In Treasure of the Castilian or Spanish Language (New Directions, $11.95), Janet Hendrickson distills a selection from Covarrubias’s fifteen-hundred-page opus into a playful experiment in translation and poetic erasure. Definitions become riddles, anecdotes, opinions, myths, and vintage metaphysical verities. The entry for girasol, or sunflower, simply reads “salute this plant,” while elefante includes the story of one who fell in love with an Egyptian girl also courted by Aristophanes. Elephants, Covarrubias continues, are aroused by mandrake roots and abhor mice “because of the ease with which the mouse can enter the elephant’s trunk and choke it.”
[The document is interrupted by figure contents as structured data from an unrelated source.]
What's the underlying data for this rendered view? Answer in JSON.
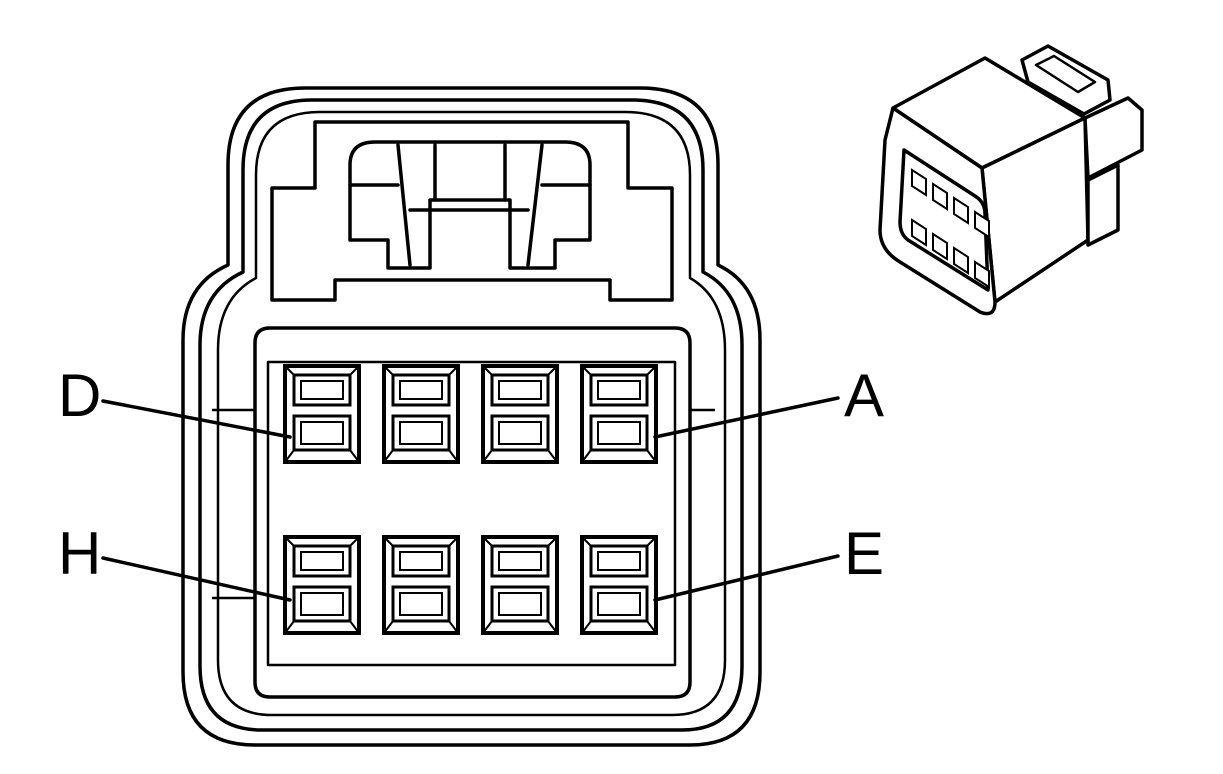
{
  "diagram": {
    "pin_labels": {
      "top_right": "A",
      "top_left": "D",
      "bottom_right": "E",
      "bottom_left": "H"
    },
    "pin_rows": 2,
    "pins_per_row": 4
  }
}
There’s a method to this semiotic madness: Hendrickson’s choices poke fun at the arbitrary nature of definition, etymology, translation, and other word work, undermining the idea that any such activity can ever be objective. There’s always an “I,” and in the Treasure, it’s busy condemning the “insipid” eggplant, regretting the newfangled guitar’s ascendance over the double-stringed vihuela, or asserting that the mustache is the “beard of the upper lip.” There is a selection of personal anecdotes—“I knew of a goat that raised an orphaned boy”—and allusions to the daunting labor of composition, and in the entry for lecho, or bed, the suggestion of a scholarly acquaintance with insomnia.
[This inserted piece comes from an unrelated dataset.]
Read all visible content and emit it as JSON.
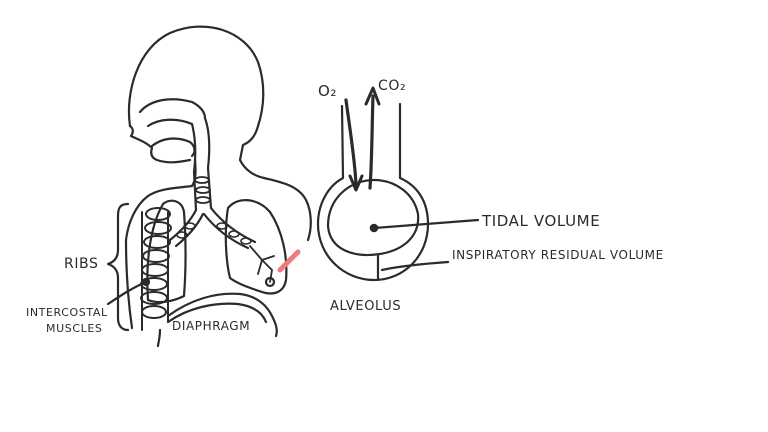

Hendrickson decided to translate Covarrubias after using the Treasure to look up a word in Lazarillo de Tormes, an anonymous picaresque novella sometimes attributed to his father. The dictionary’s usefulness as a contemporary reference was quickly eclipsed by its “seemingly unregulated beauty.” Her translation is the latest entry in New Directions’ series of poetry pamphlets, which has included contributions by Susan Howe, Osip Mandelstam, Lydia Davis, the cranky ninth-century Chinese poet Li Shangyin, and Eliot Weinberger, to whom Hendrickson offers special thanks in the acknowledgments. Her Treasures, a delightful alchemy of erudite gleanings, has a clear affinity with his own lyric essays.
In Covarrubias’s definitions, words have a liveliness completely alien to modern dictionaries. The fava bean assumes spectral grandeur as “a mournful legume, known to the ghosts of the dead . . . said to breed horrendous dreams.” Alba, dawn, comes down to earth and “walks among the cabbages.” The moon is a “buckler of fire” or “a melon slice,” the coldest part of winter is the yolk of an egg, “insofar as it lies in the middle, surrounded by white.” Sea creatures pursue strange activities. The dolphin, a “marine pig,” enjoys music, while the shark, “a fish that follows ships to the Indies,” eats trash: “upon killing a shark, Cortés and his men found a tin plate, two hoods, and seven gammons of bacon in its gullet.”
Surprising histories lurk in the bellies of sharks and the lives of lexicographers. As Hendrickson tells us, King Philip II once charged Covarrubias with instructing the Moors of Valencia in Catholicism. Spain banned Islam and Judaism in a series of decrees after the Reconquista of 1492, and zealous Christians regularly denounced conversos who refused to eat pork to the Inquisition. The kingdom expelled its entire Moorish population in 1609, as Covarrubias worked on his dictionary. Rejecting contemporary theories that Spanish was “original,” essentially uncorrupted since the Tower of Babel, Covarrubias argued that it bore traces of Latin, Greek, French, Tuscan, Hebrew, and Arabic. Etymology, he recognized, records the wanderings that bring Anyurus to Sweden and Olivettis to Italy, and make of language an elusive and hybrid beast. Like the hare, liebre, a “hermaphroditic” creature with “melancholy meat” that “sleeps with its eyes open.”